Amazon's Kindle Scribe is bigger and comes with a pen.
Amazon’s Kindle Scribe, with a bigger screen and a Premium Pen. (Photo: Supplied)

It opens up your Kindle to a whole new world. You can use your pen to scroll through pages. Press the button and your pen becomes an eraser. There are all-new menus to navigate, drop down bars to get used to, scrolling mechanisms to manage. Your pen will never run out of ink, and its battery lasts for months. It is, says Amazon, perfectly calibrated to offer “the best possible reading and writing experience”.

In theory, more is always better. But I have an iPad, and that iPad has an Apple Pencil. It does much more than the Kindle Scribe. It offers apps, games, puzzles, Netflix, Disney, Apple TV+, Facebook, Google, Messenger, WhatsApp, Instagram, Twitter… A Kindle Scribe can’t do any of those things. It remains a device offering a screen of inky black and white. Yet, with its internet browser, and its Premium Pen, it seems to be making a cautious step towards the iPad’s direction.

Yes, you can still read books on a Kindle Scribe. I tested all kinds out on this: biographies, novels, poems, short stories and a Mediterranean cookbook full of ideas for one-pot dishes full of seafood I cannot afford. Not once while turning these pages did I think to myself, “I would like to jot some notes down here”. (It is worth pointing out at this point that several of my officemates have voiced support for a note-taking device like the Kindle Scribe, and its closest competitor, the reMarkable 1, so I may be in the minority here.)

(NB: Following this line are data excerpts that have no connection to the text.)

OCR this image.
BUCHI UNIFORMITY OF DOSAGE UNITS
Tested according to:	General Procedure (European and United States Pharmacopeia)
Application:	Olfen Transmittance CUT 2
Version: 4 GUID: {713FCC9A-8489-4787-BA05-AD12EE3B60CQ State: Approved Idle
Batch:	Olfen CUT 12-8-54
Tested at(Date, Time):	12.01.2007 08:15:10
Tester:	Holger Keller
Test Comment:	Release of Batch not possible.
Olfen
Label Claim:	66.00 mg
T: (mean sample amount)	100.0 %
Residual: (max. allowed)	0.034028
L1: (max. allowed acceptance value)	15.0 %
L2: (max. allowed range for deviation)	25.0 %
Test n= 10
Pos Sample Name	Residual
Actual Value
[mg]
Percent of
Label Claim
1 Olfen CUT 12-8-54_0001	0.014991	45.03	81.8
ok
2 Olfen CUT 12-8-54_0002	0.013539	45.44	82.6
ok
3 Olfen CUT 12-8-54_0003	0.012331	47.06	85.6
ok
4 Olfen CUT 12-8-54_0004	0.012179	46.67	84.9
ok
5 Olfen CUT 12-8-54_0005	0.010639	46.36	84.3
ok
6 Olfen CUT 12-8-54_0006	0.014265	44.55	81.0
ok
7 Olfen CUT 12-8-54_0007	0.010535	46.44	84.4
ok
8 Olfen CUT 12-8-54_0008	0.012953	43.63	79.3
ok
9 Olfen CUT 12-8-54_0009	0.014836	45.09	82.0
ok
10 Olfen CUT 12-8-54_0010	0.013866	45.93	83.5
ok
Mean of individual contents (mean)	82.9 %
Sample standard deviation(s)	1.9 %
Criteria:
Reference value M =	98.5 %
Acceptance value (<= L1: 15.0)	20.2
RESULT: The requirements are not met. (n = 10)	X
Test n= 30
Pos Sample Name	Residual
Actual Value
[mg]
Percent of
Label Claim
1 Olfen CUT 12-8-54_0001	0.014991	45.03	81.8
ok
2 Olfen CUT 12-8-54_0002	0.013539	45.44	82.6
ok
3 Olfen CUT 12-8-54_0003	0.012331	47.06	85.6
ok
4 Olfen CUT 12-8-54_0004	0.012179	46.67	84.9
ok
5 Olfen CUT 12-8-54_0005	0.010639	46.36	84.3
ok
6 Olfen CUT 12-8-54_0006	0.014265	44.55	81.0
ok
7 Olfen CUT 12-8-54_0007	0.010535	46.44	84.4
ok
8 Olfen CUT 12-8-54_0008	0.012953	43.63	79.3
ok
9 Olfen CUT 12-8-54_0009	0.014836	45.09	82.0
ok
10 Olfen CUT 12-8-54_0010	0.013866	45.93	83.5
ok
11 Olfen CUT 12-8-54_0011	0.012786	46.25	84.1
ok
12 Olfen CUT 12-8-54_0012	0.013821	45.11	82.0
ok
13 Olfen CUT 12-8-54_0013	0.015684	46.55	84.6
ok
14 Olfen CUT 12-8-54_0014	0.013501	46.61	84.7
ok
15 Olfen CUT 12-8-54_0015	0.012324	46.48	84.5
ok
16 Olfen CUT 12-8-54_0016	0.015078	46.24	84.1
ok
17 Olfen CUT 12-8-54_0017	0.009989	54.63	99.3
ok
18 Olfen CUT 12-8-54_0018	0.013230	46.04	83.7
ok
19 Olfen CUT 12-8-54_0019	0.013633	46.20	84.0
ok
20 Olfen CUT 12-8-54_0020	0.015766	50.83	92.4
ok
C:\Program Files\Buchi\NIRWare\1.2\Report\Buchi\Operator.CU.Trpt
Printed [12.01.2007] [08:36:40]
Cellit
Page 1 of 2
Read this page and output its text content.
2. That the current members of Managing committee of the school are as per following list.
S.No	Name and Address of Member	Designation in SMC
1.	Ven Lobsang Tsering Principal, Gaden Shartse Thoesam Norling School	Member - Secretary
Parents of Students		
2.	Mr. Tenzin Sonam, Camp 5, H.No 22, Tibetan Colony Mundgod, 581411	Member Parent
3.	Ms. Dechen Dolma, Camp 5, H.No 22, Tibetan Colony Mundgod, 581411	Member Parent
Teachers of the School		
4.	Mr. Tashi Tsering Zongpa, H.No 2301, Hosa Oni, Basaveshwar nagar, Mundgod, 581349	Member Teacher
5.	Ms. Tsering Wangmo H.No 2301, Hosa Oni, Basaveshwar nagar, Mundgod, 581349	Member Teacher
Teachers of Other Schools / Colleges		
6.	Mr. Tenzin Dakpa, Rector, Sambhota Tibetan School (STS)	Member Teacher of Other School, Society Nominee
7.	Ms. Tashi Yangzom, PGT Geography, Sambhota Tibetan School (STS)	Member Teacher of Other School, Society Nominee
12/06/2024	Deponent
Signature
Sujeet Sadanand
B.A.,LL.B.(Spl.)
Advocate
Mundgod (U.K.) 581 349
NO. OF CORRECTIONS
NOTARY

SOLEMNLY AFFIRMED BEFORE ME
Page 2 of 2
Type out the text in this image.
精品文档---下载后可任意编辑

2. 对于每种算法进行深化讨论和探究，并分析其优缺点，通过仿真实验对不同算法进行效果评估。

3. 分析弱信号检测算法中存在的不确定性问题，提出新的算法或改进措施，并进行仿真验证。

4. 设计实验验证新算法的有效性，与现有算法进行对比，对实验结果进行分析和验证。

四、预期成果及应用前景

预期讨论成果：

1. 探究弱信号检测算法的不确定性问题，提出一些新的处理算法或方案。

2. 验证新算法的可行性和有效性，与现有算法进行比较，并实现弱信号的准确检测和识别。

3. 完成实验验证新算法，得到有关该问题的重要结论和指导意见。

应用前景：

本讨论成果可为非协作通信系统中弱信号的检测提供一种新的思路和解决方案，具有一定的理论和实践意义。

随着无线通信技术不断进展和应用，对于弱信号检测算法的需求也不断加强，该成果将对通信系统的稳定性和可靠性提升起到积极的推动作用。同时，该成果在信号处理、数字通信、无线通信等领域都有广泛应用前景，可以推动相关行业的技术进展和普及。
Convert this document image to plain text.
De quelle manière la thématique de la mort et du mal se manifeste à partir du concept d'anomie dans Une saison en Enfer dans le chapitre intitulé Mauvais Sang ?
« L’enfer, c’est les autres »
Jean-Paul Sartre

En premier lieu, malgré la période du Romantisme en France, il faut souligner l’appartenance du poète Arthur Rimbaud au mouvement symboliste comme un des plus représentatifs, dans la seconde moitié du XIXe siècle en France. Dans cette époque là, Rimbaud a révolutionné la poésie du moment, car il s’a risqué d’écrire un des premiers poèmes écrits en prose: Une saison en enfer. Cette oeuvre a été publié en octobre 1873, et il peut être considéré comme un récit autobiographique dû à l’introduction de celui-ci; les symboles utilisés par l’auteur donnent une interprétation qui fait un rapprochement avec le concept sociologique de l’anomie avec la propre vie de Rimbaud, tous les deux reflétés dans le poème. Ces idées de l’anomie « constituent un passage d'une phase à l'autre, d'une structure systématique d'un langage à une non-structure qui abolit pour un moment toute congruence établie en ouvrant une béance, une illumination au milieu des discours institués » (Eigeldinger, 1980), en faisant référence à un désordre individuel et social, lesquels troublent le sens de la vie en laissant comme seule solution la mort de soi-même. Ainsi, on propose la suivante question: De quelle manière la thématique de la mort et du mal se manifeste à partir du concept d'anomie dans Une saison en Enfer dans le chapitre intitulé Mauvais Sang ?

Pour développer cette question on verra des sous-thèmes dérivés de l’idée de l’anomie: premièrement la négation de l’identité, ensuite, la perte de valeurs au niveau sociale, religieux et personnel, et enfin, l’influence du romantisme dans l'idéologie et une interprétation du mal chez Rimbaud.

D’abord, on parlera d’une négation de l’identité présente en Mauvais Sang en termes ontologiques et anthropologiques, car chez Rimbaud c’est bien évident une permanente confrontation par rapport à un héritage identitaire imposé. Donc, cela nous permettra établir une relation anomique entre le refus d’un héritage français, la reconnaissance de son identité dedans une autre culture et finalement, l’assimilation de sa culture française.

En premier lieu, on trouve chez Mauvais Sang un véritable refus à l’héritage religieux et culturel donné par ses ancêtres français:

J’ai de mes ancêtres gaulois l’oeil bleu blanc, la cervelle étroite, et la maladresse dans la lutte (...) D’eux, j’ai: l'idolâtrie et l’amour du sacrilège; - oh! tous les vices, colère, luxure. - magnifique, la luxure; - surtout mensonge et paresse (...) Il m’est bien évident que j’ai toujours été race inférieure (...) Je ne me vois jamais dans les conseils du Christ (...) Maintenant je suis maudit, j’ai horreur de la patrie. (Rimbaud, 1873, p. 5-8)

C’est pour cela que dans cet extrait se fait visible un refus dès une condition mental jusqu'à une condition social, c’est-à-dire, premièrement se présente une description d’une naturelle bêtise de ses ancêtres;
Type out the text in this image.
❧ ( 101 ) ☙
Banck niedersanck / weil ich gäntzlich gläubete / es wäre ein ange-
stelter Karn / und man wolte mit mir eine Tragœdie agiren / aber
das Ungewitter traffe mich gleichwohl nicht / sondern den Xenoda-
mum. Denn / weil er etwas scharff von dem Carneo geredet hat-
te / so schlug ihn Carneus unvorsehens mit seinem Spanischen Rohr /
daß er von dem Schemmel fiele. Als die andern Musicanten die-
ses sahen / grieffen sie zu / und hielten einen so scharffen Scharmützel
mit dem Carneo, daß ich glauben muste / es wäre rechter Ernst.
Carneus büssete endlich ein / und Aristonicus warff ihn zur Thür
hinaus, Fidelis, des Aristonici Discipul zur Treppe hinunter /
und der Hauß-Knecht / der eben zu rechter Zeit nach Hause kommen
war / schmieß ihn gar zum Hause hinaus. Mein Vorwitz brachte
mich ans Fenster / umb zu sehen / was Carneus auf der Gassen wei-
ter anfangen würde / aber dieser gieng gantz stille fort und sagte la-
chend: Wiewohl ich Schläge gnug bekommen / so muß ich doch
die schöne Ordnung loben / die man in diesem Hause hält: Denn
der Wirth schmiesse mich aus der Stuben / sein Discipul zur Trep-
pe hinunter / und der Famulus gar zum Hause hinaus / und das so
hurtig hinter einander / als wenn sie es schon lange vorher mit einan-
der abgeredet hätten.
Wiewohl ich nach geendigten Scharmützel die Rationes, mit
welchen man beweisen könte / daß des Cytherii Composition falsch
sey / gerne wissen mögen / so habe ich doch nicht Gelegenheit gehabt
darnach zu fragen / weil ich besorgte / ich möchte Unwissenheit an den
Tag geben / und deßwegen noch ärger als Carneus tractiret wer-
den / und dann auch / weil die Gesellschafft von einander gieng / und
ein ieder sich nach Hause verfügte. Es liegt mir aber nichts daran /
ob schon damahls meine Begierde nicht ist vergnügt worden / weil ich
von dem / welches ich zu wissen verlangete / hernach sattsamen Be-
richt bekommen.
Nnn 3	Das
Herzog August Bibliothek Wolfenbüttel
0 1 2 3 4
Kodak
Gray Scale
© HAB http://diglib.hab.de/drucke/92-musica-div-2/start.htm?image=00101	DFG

Only once did I want to write a note, and that was to Jeffrey Bezos to tell him that graphic novels, my preferred choice of reading material for taking my mind off my own words, still look like absolute dogshit on the Kindle Scribe, just as they did on the original Kindle. I even began to jot it down. The pen flowed nicely, capturing my prose perfectly. I didn’t hate writing those words. In fact, I even forgot that I’d spent the whole day doing that exact thing.

By the morning, my anger had passed. By then, I had many other words on my mind.

Amazon’s Kindle Scribe with 16Gb and Premium Pen retails for $699; e-books are sold separately.